Reputation: 10911
I am logging the data coming from top
and putting it into a circular set of files. I am not executing top
for one set of data and then rerunning for the next set, but instead using a read time out to specify when to go from one log file to the next. This is primarily done this way to remove the startup CPU load cost every time top
is executed. The shell script file's name is toplog.sh and looks similar to this:
#!/data/data/com.spartacusrex.spartacuside/files/system/bin/bash
date
echo " Logging started."
fileCmp()
{
test `ls -lc "$1" | sed -n 's/\([^ ]* *\)\{4\}\([0-9]*\).*$/\2/;p'` $2 $3
}
oldest()
{
ls -rc $1 2> /dev/null |head -1
}
file=`oldest /mnt/sdcard/toplog.\*.gz`
echo " Oldest file is $file"
if [ -z "$file" ]; then
x=0
else
file=${file%%.gz}
file=${file##*.}
x=$file
fi
echo " x=$x"
top -d 20 -b | \
while true; do
file=/mnt/sdcard/toplog.$x.gz
while read -t 5 line; do
echo "$line"
done | gzip -c > $file
if fileCmp "$file" -le 300; then
date
echo " Failure to write to file '$file'."
exit
fi
x=$((($x+1)%10))
sleep 14
done
I execute this using nohup so that when the shell dies, this process still runs, like so:
$ nohup ./toplog.sh
But there's a problem. top
terminates when I exit the shell session that executed that command, and I'm not exactly sure why. Any ideas?

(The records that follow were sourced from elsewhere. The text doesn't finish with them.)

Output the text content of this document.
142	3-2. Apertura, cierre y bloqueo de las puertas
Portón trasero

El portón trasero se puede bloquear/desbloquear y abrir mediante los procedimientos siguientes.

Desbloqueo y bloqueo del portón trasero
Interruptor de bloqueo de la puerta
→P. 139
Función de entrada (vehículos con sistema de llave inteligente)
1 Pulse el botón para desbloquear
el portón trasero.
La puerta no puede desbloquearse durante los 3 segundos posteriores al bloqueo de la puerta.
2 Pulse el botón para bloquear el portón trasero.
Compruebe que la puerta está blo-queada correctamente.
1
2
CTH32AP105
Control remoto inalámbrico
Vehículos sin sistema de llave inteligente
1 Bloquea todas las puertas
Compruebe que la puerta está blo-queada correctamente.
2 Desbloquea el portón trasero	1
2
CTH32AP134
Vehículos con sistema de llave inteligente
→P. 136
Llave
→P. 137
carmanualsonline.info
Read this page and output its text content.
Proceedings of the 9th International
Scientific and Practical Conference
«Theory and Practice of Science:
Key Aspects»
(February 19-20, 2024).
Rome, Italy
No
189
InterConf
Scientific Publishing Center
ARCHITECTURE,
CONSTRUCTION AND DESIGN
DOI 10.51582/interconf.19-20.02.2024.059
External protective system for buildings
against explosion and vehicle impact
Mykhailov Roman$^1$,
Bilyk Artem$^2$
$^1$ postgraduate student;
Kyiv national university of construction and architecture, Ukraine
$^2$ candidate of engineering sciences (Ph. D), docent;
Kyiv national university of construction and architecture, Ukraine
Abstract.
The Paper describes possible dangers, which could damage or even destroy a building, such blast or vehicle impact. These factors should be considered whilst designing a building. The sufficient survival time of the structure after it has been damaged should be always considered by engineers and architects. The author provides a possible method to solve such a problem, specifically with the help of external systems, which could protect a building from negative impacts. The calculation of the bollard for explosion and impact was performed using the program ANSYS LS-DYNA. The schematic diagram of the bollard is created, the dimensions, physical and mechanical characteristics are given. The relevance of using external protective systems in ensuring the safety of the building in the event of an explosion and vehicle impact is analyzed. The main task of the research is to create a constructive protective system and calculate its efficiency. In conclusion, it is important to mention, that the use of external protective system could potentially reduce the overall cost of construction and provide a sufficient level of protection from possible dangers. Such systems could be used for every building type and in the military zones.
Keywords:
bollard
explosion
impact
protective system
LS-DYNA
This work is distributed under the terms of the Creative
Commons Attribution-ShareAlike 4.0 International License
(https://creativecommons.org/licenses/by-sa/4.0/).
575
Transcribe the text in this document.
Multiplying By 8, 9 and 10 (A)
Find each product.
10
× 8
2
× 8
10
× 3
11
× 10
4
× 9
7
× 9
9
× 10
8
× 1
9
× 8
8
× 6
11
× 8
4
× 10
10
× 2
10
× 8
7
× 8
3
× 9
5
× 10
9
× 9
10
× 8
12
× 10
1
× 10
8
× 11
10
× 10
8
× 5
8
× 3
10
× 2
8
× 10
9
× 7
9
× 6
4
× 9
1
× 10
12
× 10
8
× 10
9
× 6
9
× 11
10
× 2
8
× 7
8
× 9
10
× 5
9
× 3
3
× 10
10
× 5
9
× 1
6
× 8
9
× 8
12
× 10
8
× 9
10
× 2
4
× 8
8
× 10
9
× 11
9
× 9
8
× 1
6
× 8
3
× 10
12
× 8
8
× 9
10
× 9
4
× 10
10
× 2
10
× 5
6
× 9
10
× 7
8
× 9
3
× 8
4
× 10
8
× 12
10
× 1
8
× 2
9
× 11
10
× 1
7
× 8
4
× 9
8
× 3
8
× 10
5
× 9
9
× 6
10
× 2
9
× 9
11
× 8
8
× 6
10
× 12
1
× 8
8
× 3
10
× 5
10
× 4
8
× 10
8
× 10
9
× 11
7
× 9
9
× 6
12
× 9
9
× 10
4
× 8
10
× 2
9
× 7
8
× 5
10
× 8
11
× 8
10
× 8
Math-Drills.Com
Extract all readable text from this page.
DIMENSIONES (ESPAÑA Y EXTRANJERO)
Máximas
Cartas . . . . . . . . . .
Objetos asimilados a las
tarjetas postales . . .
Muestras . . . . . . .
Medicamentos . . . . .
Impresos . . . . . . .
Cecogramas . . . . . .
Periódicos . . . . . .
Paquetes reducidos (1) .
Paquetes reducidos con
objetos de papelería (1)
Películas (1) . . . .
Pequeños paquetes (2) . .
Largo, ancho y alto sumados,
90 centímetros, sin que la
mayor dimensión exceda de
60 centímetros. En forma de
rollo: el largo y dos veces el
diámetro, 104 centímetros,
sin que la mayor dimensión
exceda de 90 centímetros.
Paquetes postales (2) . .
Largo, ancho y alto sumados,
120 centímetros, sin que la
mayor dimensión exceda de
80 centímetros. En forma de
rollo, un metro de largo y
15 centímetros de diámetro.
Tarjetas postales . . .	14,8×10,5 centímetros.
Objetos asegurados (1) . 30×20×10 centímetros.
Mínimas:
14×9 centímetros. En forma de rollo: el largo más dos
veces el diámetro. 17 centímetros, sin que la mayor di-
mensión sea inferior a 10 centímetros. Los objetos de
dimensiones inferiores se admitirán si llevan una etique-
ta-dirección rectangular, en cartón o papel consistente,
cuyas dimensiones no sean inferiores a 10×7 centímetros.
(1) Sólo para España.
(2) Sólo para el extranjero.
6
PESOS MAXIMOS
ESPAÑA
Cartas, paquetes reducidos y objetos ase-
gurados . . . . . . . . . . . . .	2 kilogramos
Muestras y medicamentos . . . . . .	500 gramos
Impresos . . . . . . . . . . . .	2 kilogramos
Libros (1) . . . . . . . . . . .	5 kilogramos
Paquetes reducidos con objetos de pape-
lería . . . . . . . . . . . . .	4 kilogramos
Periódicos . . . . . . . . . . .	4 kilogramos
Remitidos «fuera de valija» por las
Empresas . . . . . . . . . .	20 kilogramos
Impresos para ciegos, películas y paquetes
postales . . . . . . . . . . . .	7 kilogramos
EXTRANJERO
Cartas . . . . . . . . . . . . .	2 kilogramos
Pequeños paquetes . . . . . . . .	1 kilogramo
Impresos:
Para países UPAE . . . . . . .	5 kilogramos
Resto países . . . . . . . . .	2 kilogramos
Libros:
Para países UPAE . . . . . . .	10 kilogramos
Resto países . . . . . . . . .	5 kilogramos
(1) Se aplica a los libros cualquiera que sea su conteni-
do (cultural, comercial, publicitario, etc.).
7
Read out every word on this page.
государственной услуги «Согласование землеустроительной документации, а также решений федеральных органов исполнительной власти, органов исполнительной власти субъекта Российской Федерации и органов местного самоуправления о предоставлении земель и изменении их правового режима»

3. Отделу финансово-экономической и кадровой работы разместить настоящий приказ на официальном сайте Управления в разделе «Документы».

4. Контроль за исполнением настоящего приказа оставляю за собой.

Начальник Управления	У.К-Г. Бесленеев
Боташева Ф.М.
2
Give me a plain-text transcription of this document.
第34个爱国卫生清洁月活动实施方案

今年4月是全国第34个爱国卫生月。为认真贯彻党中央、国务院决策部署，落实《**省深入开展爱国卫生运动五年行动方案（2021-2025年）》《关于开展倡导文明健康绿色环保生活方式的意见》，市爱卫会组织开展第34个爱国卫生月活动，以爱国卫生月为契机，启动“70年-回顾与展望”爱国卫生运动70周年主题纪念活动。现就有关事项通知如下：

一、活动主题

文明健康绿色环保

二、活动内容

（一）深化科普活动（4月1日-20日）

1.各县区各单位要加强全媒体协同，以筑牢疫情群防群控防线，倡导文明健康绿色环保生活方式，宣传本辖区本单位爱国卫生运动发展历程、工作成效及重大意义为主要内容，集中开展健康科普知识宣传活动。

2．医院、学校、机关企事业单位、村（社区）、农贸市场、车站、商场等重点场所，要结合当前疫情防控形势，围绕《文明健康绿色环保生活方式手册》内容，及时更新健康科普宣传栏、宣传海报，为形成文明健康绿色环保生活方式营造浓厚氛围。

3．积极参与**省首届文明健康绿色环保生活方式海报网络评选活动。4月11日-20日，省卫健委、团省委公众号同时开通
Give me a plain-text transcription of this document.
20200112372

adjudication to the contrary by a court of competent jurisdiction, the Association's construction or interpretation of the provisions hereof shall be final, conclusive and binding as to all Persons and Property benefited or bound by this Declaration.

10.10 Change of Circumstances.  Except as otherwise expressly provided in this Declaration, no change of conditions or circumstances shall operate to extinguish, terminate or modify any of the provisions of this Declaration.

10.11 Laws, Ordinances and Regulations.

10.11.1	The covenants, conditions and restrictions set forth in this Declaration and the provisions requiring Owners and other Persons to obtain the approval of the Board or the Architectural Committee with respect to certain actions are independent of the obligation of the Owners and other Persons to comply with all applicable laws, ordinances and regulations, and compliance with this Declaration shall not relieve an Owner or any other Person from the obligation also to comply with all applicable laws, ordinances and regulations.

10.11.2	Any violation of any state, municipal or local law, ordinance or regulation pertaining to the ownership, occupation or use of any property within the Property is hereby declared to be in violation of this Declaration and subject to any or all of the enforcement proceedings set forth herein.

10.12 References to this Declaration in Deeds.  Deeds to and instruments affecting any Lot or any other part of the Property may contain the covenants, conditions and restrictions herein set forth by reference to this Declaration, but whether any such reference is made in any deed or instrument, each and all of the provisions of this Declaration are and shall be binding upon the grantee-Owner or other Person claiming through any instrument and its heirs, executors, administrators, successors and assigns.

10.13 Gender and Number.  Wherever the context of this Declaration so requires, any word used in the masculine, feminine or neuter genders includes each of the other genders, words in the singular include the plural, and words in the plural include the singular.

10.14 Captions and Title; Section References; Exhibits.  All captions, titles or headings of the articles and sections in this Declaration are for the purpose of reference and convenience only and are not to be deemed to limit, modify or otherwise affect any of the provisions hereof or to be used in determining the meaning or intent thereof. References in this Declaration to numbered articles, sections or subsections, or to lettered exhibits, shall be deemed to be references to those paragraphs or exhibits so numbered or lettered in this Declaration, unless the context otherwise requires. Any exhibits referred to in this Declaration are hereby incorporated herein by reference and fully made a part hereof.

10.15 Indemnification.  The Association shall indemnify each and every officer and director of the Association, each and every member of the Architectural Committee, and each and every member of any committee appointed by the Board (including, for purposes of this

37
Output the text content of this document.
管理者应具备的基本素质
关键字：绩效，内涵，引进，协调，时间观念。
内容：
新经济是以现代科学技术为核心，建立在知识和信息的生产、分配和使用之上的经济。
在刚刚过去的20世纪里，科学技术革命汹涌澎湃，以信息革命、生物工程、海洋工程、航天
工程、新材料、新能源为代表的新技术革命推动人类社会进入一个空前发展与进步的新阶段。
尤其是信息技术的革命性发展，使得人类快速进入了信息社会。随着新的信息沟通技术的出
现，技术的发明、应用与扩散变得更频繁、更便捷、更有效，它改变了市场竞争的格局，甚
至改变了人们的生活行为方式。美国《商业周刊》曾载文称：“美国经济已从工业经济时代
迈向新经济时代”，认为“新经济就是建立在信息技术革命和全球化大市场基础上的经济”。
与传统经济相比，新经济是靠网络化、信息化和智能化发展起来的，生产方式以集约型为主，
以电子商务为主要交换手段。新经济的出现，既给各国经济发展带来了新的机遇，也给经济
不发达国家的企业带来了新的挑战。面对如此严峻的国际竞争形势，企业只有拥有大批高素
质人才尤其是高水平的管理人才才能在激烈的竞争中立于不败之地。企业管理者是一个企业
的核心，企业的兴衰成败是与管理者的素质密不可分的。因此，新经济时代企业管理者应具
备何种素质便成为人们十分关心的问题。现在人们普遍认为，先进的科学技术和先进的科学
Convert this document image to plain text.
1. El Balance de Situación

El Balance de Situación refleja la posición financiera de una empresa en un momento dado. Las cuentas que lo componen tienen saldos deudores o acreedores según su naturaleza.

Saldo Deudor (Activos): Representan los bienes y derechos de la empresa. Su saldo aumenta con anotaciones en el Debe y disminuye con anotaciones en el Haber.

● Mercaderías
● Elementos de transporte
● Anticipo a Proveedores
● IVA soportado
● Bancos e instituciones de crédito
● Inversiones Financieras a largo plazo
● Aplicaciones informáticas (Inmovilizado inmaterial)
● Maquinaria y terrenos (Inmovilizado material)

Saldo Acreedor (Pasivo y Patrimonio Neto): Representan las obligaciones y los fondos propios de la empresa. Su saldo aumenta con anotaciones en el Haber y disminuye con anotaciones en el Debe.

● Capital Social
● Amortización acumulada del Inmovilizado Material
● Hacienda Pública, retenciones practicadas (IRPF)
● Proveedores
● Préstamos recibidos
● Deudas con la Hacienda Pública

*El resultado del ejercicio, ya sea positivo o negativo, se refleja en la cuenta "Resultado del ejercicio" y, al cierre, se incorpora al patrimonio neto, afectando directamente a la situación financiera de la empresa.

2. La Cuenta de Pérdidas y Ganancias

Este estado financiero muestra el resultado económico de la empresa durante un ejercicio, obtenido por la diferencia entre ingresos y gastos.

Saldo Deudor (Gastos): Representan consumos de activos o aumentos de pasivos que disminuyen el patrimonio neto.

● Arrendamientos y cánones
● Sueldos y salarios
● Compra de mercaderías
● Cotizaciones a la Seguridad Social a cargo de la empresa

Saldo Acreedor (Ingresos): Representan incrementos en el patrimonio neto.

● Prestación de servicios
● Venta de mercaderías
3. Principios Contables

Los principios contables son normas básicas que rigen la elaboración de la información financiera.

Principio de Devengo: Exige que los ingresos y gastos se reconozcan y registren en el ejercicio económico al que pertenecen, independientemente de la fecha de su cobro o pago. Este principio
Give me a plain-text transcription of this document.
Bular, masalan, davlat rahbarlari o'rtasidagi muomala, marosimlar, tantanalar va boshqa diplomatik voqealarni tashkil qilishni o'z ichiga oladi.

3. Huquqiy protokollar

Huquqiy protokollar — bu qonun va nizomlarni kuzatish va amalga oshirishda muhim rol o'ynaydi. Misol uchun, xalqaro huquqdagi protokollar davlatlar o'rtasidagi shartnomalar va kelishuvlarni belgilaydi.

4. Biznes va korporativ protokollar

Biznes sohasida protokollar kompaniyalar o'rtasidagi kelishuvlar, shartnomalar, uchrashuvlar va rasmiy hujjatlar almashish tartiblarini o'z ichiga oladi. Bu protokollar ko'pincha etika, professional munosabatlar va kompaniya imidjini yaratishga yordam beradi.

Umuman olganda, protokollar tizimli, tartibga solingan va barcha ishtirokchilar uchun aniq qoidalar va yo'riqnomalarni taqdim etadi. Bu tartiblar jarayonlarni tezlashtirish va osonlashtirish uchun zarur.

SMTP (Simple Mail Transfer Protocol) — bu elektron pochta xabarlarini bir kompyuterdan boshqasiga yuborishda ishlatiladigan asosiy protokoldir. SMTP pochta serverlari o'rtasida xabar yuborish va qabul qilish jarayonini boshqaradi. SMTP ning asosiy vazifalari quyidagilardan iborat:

To clarify, I'm logging on a Android phone. The tools are limited in functionality (i.e. lack some of these switches) and is why I am using top as it contains the output I want.
Version of busybox I'm using is:
BusyBox 1.19.2 (2011-12-12 12:59:36 GMT)
Installed when I installed Terminal IDE.
BTW, this phone is not rooted. I'm trying to track down a failure when my phone responds as if the CPU has spiked and won't go down.
Edit: Well, I found a workaround. But the reason is a bit hazy. I think it has to do with process management and smells of a bug in the busybox ver that I'm using that was missed during regression testing.
The workaround is to wrap top
with a useless loop structure like this: while true; do top; done
. Through testing, top
never gets killed and never gets respawned, but by wrapping it up, it isn't killed.
Any insights on this?
Upvotes: 1
Views: 2959
Reputation: 466
Running the bash internal command "disown" on your script's process before logging off may prevent it from being signaled.
Upvotes: 0
Reputation: 456
going to sound stupid, but change your startup command from
nohup ./toplog.sh
to
nohup ./toplog.sh &
the & makes it run as a background process further removing it from the terminal stack.